BENIGN AND MALIGNANT OSTEOGENIC TUMORS OF BONE
- Osteomas and exostoses are usually of no consequence unless they occlude a sinus or create a cosmetic or functional problem or are multiple and possibly syndromic.
- Osteomas and osteochondromas can mimic masses of some other origin.
- Bone origin lesions are usually better evaluated with computed tomography, and magnetic resonance imaging is used adjunctively when necessary.
- Pathology of bone lesions should almost always be read together with the imaging findings to produce the best diagnoses and optimize medical decision making.
Tumors of bone may come from one of several cell lines, and more than one line of differentiation may be present in any particular benign or malignant bone tumor. Those arising from the osteocyte that may be encountered in the head and neck are discussed here. Fibro-osseous, dental-origin, chondroid, and osteoid tumors and tumors arising from osteoclasts, metastases, and bone cysts are discussed separately in Chapters 39–42 and 99.
Clinical Perspective and Pathology
Osteomas are benign growths of mature bone.1–3 The nature of the osteoid matrix is described in more detail in Chapter 12. In the head and neck region, osteomas involve the skull, facial bones, and neck and clavicle (Figs. 38.1–38.3). Most are inconsequential. They may be properly differentiated clinically from tori and reactive bone changes, such as the cold water–induced exostoses of the external auditory canal and others, or just lumped with those same common processes involving mature bone proliferation (Fig. 38.2). Importantly, some present as masses that would be more ominous, and imaging can drastically alter the diagnostic and therapeutic process (Fig. 38.3).
Occasionally, osteomas produce symptoms that will be correctable with surgery. This is often the case in obstructing osteomas in the sinuses and external auditory canal (Figs. 38.1 and 38.3). Most often, they require no therapy.

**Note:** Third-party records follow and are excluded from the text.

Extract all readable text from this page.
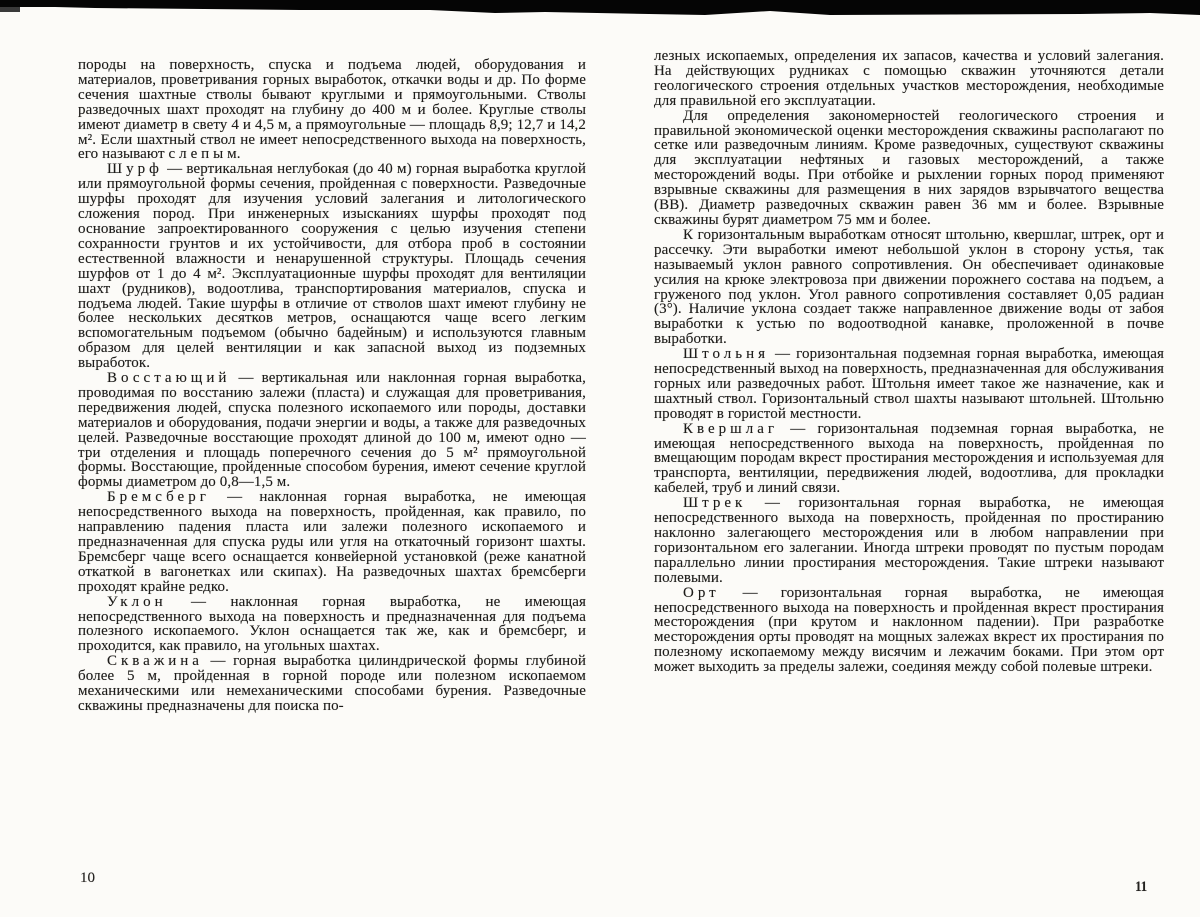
породы на поверхность, спуска и подъема людей, оборудования и материалов, проветривания горных выработок, откачки воды и др. По форме сечения шахтные стволы бывают круглыми и прямоугольными. Стволы разведочных шахт проходят на глубину до 400 м и более. Круглые стволы имеют диаметр в свету 4 и 4,5 м, а прямоугольные — площадь 8,9; 12,7 и 14,2 м². Если шахтный ствол не имеет непосредственного выхода на поверхность, его называют с л е п ы м.

Шурф — вертикальная неглубокая (до 40 м) горная выработка круглой или прямоугольной формы сечения, пройденная с поверхности. Разведочные шурфы проходят для изучения условий залегания и литологического сложения пород. При инженерных изысканиях шурфы проходят под основание запроектированного сооружения с целью изучения степени сохранности грунтов и их устойчивости, для отбора проб в состоянии естественной влажности и ненарушенной структуры. Площадь сечения шурфов от 1 до 4 м². Эксплуатационные шурфы проходят для вентиляции шахт (рудников), водоотлива, транспортирования материалов, спуска и подъема людей. Такие шурфы в отличие от стволов шахт имеют глубину не более нескольких десятков метров, оснащаются чаще всего легким вспомогательным подъемом (обычно бадейным) и используются главным образом для целей вентиляции и как запасной выход из подземных выработок.

Восстающий — вертикальная или наклонная горная выработка, проводимая по восстанию залежи (пласта) и служащая для проветривания, передвижения людей, спуска полезного ископаемого или породы, доставки материалов и оборудования, подачи энергии и воды, а также для разведочных целей. Разведочные восстающие проходят длиной до 100 м, имеют одно — три отделения и площадь поперечного сечения до 5 м² прямоугольной формы. Восстающие, пройденные способом бурения, имеют сечение круглой формы диаметром до 0,8—1,5 м.

Бремсберг — наклонная горная выработка, не имеющая непосредственного выхода на поверхность, пройденная, как правило, по направлению падения пласта или залежи полезного ископаемого и предназначенная для спуска руды или угля на откаточный горизонт шахты. Бремсберг чаще всего оснащается конвейерной установкой (реже канатной откаткой в вагонетках или скипах). На разведочных шахтах бремсберги проходят крайне редко.

Уклон — наклонная горная выработка, не имеющая непосредственного выхода на поверхность и предназначенная для подъема полезного ископаемого. Уклон оснащается так же, как и бремсберг, и проходится, как правило, на угольных шахтах.

Скважина — горная выработка цилиндрической формы глубиной более 5 м, пройденная в горной породе или полезном ископаемом механическими или немеханическими способами бурения. Разведочные скважины предназначены для поиска по-

лезных ископаемых, определения их запасов, качества и условий залегания. На действующих рудниках с помощью скважин уточняются детали геологического строения отдельных участков месторождения, необходимые для правильной его эксплуатации.

Для определения закономерностей геологического строения и правильной экономической оценки месторождения скважины располагают по сетке или разведочным линиям. Кроме разведочных, существуют скважины для эксплуатации нефтяных и газовых месторождений, а также месторождений воды. При отбойке и рыхлении горных пород применяют взрывные скважины для размещения в них зарядов взрывчатого вещества (ВВ). Диаметр разведочных скважин равен 36 мм и более. Взрывные скважины бурят диаметром 75 мм и более.

К горизонтальным выработкам относят штольню, квершлаг, штрек, орт и рассечку. Эти выработки имеют небольшой уклон в сторону устья, так называемый уклон равного сопротивления. Он обеспечивает одинаковые усилия на крюке электровоза при движении порожнего состава на подъем, а груженого под уклон. Угол равного сопротивления составляет 0,05 радиан (3°). Наличие уклона создает также направленное движение воды от забоя выработки к устью по водоотводной канавке, проложенной в почве выработки.

Штольня — горизонтальная подземная горная выработка, имеющая непосредственный выход на поверхность, предназначенная для обслуживания горных или разведочных работ. Штольня имеет такое же назначение, как и шахтный ствол. Горизонтальный ствол шахты называют штольней. Штольню проводят в гористой местности.

Квершлаг — горизонтальная подземная горная выработка, не имеющая непосредственного выхода на поверхность, пройденная по вмещающим породам вкрест простирания месторождения и используемая для транспорта, вентиляции, передвижения людей, водоотлива, для прокладки кабелей, труб и линий связи.

Штрек — горизонтальная горная выработка, не имеющая непосредственного выхода на поверхность, пройденная по простиранию наклонно залегающего месторождения или в любом направлении при горизонтальном его залегании. Иногда штреки проводят по пустым породам параллельно линии простирания месторождения. Такие штреки называют полевыми.

Орт — горизонтальная горная выработка, не имеющая непосредственного выхода на поверхность и пройденная вкрест простирания месторождения (при крутом и наклонном падении). При разработке месторождения орты проводят на мощных залежах вкрест их простирания по полезному ископаемому между висячим и лежачим боками. При этом орт может выходить за пределы залежи, соединяя между собой полевые штреки.

10
11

Osteomas may arise in the medullary space or along the periosteum (Figs. 38.1–38.3). They may be sessile or attached to the bone of origin by a pedicle. Sinus osteomas are most common in the frontal sinus followed by the ethmoids, maxillary sinuses, and the sphenoid sinus in order of decreasing frequency (Fig. 38.3). Osteomas usually present between the ages of 15 and 40 years.3,4 Most are discovered incidentally. Multiple osteomas may be associated with Gardner syndrome.
Three types of osteoma are recognized: (a) osteoma eburneum with lamellated dense bone and haversian spaces (Fig. 38.1); (b) osteoma spongiosum composed of mature cancellous bone and, therefore, marrow spaces (Fig. 38.3A–C); and (c) osteoma durum lying somewhere in between the two just described1–5 (Fig. 38.3D,E).
Treatment is surgical. The need for surgery is based on the existing potential for complications such as sinus drainage occlusion. Sarcomatous changes do not occur in osteomas. Regrowth should not follow gross total removal.
The computed tomography (CT) and magnetic resonance (MR) morphology may vary slightly based on these subtypes (Figs. 38.1–38.3). All show a mature bone pattern on CT.5 Fatty or hematopoietic marrow may be more apparent on MR than CT. Obviously densely compact bone shows up as a signal void on MR and may go unappreciated, especially when projecting into an aerated sinus.
Clinical Perspective and Pathology
These may be either a developmental abnormality or true neoplasm. Osteochondroma can be called an osteocartilaginous exostosis. It is predominantly of osseus origin, but an osteochondroma will have a cartilage cap. It grows by enchondral ossification of this cartilage component (Figs. 38.4 and 38.5). These lesions are most common in the extremities.